A citizens group claims it will be “very difficult” for the Minneapolis Park and Recreation Board to develop and take over a planned park adjacent to the new Vikings stadium.
Minneapolis Park Watch reached that conclusion after attending the first Downtown East Park Committee meeting May 8. The committee is charged with working out development and operating plans for the nearly two-block park currently known as the Yard.
“The Vikings and the Sports Authority will have exclusive use of the Yard for about 80 days a year, and the Vikings and the Sports Authority, not the Park Board, get to choose those days,” Park Watch said on its website. “So for 80 days a year, the Yard is private.”
According to the Star Tribune, park operations could be contracted to a third-party conservancy or nonprofit consisting of city, park board and community representatives, plus the Vikings and developer Ryan Cos. Ryan is developing the $400 million Wells Fargo complex bordering the park, plus a parking ramp that serves Wells Fargo and the stadium.
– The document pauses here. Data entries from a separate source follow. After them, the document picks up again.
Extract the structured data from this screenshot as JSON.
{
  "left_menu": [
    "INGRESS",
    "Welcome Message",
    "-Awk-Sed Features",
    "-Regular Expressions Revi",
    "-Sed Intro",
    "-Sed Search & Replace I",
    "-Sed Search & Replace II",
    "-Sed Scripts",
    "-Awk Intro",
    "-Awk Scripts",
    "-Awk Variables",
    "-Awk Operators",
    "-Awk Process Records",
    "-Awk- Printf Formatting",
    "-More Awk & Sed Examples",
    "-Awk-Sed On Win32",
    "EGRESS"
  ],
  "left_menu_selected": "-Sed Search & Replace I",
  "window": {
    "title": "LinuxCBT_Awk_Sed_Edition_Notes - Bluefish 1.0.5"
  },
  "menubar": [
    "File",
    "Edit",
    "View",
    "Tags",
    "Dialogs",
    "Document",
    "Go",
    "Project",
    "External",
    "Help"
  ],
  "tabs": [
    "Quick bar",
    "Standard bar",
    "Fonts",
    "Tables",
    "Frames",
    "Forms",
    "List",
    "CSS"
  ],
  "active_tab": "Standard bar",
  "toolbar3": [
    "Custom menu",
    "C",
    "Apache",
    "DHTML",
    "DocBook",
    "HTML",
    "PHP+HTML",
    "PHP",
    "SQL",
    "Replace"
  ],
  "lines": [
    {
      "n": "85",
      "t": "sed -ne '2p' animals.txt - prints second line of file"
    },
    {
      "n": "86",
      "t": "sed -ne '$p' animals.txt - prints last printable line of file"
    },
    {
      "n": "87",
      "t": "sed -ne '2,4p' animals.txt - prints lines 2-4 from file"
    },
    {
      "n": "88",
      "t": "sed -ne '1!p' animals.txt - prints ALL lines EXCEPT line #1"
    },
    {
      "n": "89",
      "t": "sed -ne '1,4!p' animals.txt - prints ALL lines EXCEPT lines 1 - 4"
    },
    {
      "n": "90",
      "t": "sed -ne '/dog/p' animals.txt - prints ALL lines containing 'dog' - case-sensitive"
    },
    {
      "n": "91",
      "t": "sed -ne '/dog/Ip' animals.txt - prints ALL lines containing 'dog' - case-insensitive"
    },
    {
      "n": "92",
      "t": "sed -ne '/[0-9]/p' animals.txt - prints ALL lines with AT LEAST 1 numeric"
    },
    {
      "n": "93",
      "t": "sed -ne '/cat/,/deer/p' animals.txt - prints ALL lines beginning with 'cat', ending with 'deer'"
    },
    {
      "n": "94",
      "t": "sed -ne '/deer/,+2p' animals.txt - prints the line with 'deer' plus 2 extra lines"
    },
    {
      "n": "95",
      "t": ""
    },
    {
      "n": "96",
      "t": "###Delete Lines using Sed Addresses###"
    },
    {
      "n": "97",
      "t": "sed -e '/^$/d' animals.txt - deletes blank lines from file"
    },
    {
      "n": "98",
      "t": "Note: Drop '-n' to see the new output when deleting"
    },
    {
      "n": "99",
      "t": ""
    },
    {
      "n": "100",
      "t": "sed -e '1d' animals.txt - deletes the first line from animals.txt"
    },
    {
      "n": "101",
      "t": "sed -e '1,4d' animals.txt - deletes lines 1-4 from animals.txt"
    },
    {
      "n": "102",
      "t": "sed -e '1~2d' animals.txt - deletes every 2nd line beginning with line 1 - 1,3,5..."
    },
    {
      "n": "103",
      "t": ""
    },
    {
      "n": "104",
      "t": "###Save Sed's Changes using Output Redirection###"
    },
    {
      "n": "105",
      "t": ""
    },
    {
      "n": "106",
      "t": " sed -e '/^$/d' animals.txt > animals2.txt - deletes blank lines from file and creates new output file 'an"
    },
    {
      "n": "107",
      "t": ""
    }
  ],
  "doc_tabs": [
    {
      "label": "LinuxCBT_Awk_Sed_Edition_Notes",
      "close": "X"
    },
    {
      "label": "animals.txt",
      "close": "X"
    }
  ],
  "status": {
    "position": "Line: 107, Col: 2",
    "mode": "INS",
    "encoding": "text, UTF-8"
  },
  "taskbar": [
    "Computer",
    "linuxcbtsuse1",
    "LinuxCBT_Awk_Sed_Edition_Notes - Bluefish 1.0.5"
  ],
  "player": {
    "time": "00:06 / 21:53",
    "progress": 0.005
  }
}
They bought the park site that will ultimately be conveyed to the Park Board.
Park Watch notes that Vikings and the Metropolitan Sports Facilities Authority have design elements and standards in their contract with Ryan and the city that require the Park Board follow their lead.
According to the deal, the Vikings have exclusive use of the entire park for up to 22 days a year, and the Sports Facilities Authority has exclusive use of the east block 40 days a year. They would control merchandising at the park on those days.
“It’s not going to be within the Park Board purview to scheduled it (the Yard) as it does for other parks,” Park Watch co-founder Arlene Fried says. “Other individuals are going to schedule it. When you own something, you should be able to control it.”
Concludes Fried, “When the park system does not have control, it’s not a public park. I think it’s not a public park. It’s a plaza.”
“The park is going to come with conditions,” acknowledges Park Board attorney Brian Rice. “That doesn’t mean we can’ t operate.”
Rice cites two current park properties operated with conditions imposed by others: the Minneapolis Institute of Arts and the Walker Sculpture Garden, which both occupy Park Board-owned land.
The MIA land was donated to the Park Board with the condition that a museum be built. Every year, the Park Board turns over to the museum proceeds from a Hennepin County tax, currently about $11 million, Rice says.
At the Sculpture Garden, the sculptures are the Walker Art Center’s property, but on Park Board-owned land.
(Rice also notes 400 acres at the Minneapolis-St. Paul International Airport sit on Park Board property the state claimed in 1943.)
In response to a lawsuit filed last December, Hennepin District Court Judge Mel Dickstein ruled that the Park Board is the only governing body that can own and operate parks in Minneapolis, as specified by the City Charter.
Park Watch contends that at the time of Dickstein’s ruling, it was not known that there would be stipulations that, in their view, would disqualify the Yard from being a Minneapolis park.
“I think the Park Board is fulfilling its obligations under the city charter,” said Rice, who adds that it is clear to him the Park Board has to own the land and make decisions about how park is operated, such as contracting with a third party.
Five concerned citizens founded Park Watch in 2004, including current Park Board President Liz Wielinski. They were determined to attend all Park Board meetings and post their notes online.
The woman that Wielinski now supervises, Parks Supt. Jayne Miller, says it would not be appropriate for her to comment on Park Watch’s claims.
“We are in the very early stages of discussions with the city,” Miller says, adding that the governments are “working through delicate issues.”’
Fried’s opinion is clear: “I think it would be better if the Park Board did not accept this gift.”